By midnight, three hours after Vitti’s phone call, Greg, Robbie, and I boarded a private jet for New York. For the entire flight I drank a mix of cranberry juice and water in an effort to flush my system and get rid of all trace of the coke. We arrived in New York around five in the morning and headed for Liza’s house, where I would tend to my imaginary family problem, lay low for a day or so, and be back in time for our next game.
But the NBA didn’t take this lying down. A league official met me at Liza’s to collect the sample.
I was nervous so it took me two hours to provide a sample. Thanks to my efforts to flush my system, my urine was as clear as water. He ran a quick test but it was inconclusive, so he needed another sample. We didn’t want him waiting in the apartment, so we sent him downstairs until I was ready to pee again.
I kept drinking the cranberry concoction. Four hours later I’m ready to piss. The guy came back upstairs because of course he had to watch the sample come out of my body. At this time, the rep had been there nearly nine hours. It was a chess match, but he didn’t have any moves. He hadn’t eaten or even had a seat the entire time. The second time I peed it was once again as clear as water. He headed back to the league office and told them I took the test. It came back inconclusive, which at that point cleared me.
I dodged yet another bullet. One of many that would come my way.
Each of the first few years I was with the Lakers, my game and the team’s success grew. And 2008 would be one of the biggest years for me personally and professionally. On February 1, 2008, one of the most significant moves in Lakers history took place. The Grizzlies traded their All-Star center, Pau Gasol, for Kwame Brown, Javaris Crittenden, Aaron Mackie, and the rights to Pau’s brother, Marc. The move made the Lakers instant title contenders.
Pau was twenty-seven years old at the time, was considered the greatest member of the Memphis Grizzlies in history, and held twelve franchise records, including games played, points, rebounds, and blocked shots. The addition of Pau, alongside twenty-year-old blossoming center Andrew Bynum and myself, made the Lakers one of the longest and most versatile teams in NBA history.

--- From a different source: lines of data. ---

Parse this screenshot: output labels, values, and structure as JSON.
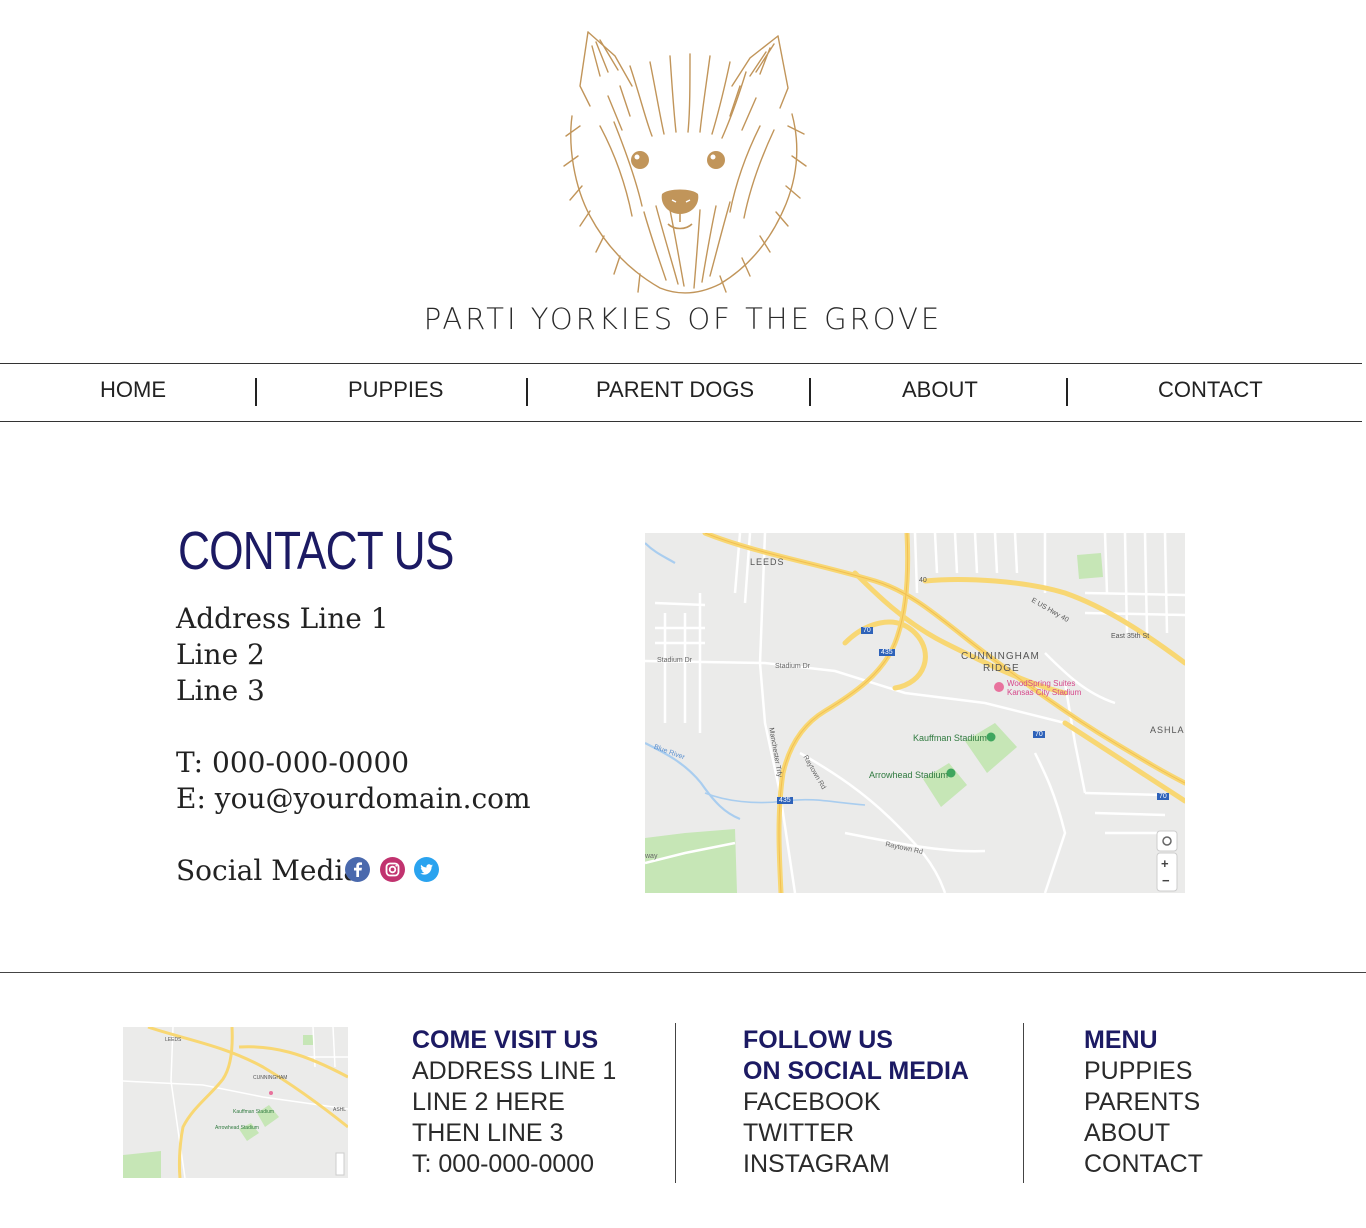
{
  "brand": {
    "name": "PARTI YORKIES OF THE GROVE",
    "accent": "#c1955a"
  },
  "nav": {
    "items": [
      "HOME",
      "PUPPIES",
      "PARENT DOGS",
      "ABOUT",
      "CONTACT"
    ]
  },
  "contact": {
    "title": "CONTACT US",
    "address": [
      "Address Line 1",
      "Line 2",
      "Line 3"
    ],
    "phone": "T: 000-000-0000",
    "email": "E: you@yourdomain.com",
    "social_label": "Social Media",
    "social_icons": [
      "facebook-icon",
      "instagram-icon",
      "twitter-icon"
    ],
    "title_color": "#1c1a63"
  },
  "map": {
    "labels": {
      "leeds": "LEEDS",
      "cunningham": "CUNNINGHAM",
      "ridge": "RIDGE",
      "woodspring": "WoodSpring Suites",
      "kc_stadium": "Kansas City Stadium",
      "kauffman": "Kauffman Stadium",
      "arrowhead": "Arrowhead Stadium",
      "ashland": "ASHLA",
      "stadium_dr_left": "Stadium Dr",
      "stadium_dr": "Stadium Dr",
      "blue_river": "Blue River",
      "raytown_rd": "Raytown Rd",
      "raytown_rd2": "Raytown Rd",
      "us40": "E US Hwy 40",
      "e35th": "East 35th St",
      "manchester": "Manchester Trfy",
      "hwy40": "40",
      "i70a": "70",
      "i435a": "435",
      "i70b": "70",
      "i435b": "435",
      "i70c": "70",
      "way": "way"
    },
    "controls": {
      "zoom_in": "+",
      "zoom_out": "−"
    }
  },
  "footer": {
    "visit": {
      "heading": "COME VISIT US",
      "lines": [
        "ADDRESS LINE 1",
        "LINE 2 HERE",
        "THEN LINE 3",
        "T: 000-000-0000"
      ]
    },
    "follow": {
      "heading1": "FOLLOW US",
      "heading2": "ON SOCIAL MEDIA",
      "links": [
        "FACEBOOK",
        "TWITTER",
        "INSTAGRAM"
      ]
    },
    "menu": {
      "heading": "MENU",
      "links": [
        "PUPPIES",
        "PARENTS",
        "ABOUT",
        "CONTACT"
      ]
    },
    "mini_map": {
      "leeds": "LEEDS",
      "cunningham": "CUNNINGHAM",
      "kauffman": "Kauffman Stadium",
      "arrowhead": "Arrowhead Stadium",
      "ashland": "ASHL"
    }
  }
}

We stormed to a fifty-seven-win season and finished first in the Western Conference for the first time in nearly a decade. We rampaged our way to the NBA Finals, where we played the Boston Celtics, and in the process, renewed one of the NBA’s greatest rivalries. At the time, the two storied franchises had a combined thirty NBA championships. The series was one of the most competitive in years, with four of the first five games being decided by six points or less. But then Game 6 happened.
Trailing the Celtics 3–2, the bottom fell out. The Celtics’ vaunted Big Three of Kevin Garnett, Paul Pierce, and Ray Allen dominated us. They were quicker to every loose ball and dominated on the boards. Allen hit a then record seven three-pointers, and point guard Rajon Rondo had a phenomenal all-around game with twenty-one points, eight rebounds, seven assists, and six blocks. The Garden crowd went berserk as the Celtics celebrated on their own floor, winning their first title in twenty-two years. We lost by thirty-nine points, the greatest deficit in NBA Finals history.
I was thrilled to finally play in the NBA Finals but also dejected by the loss. I tried to give it some perspective and realize how thankful I was to have reached the highest level of basketball. I was excited for what was to come.
It was a crashing end to a great season. The plane ride back to Los Angeles was one of the longest ever. I shut my eyes and went to sleep.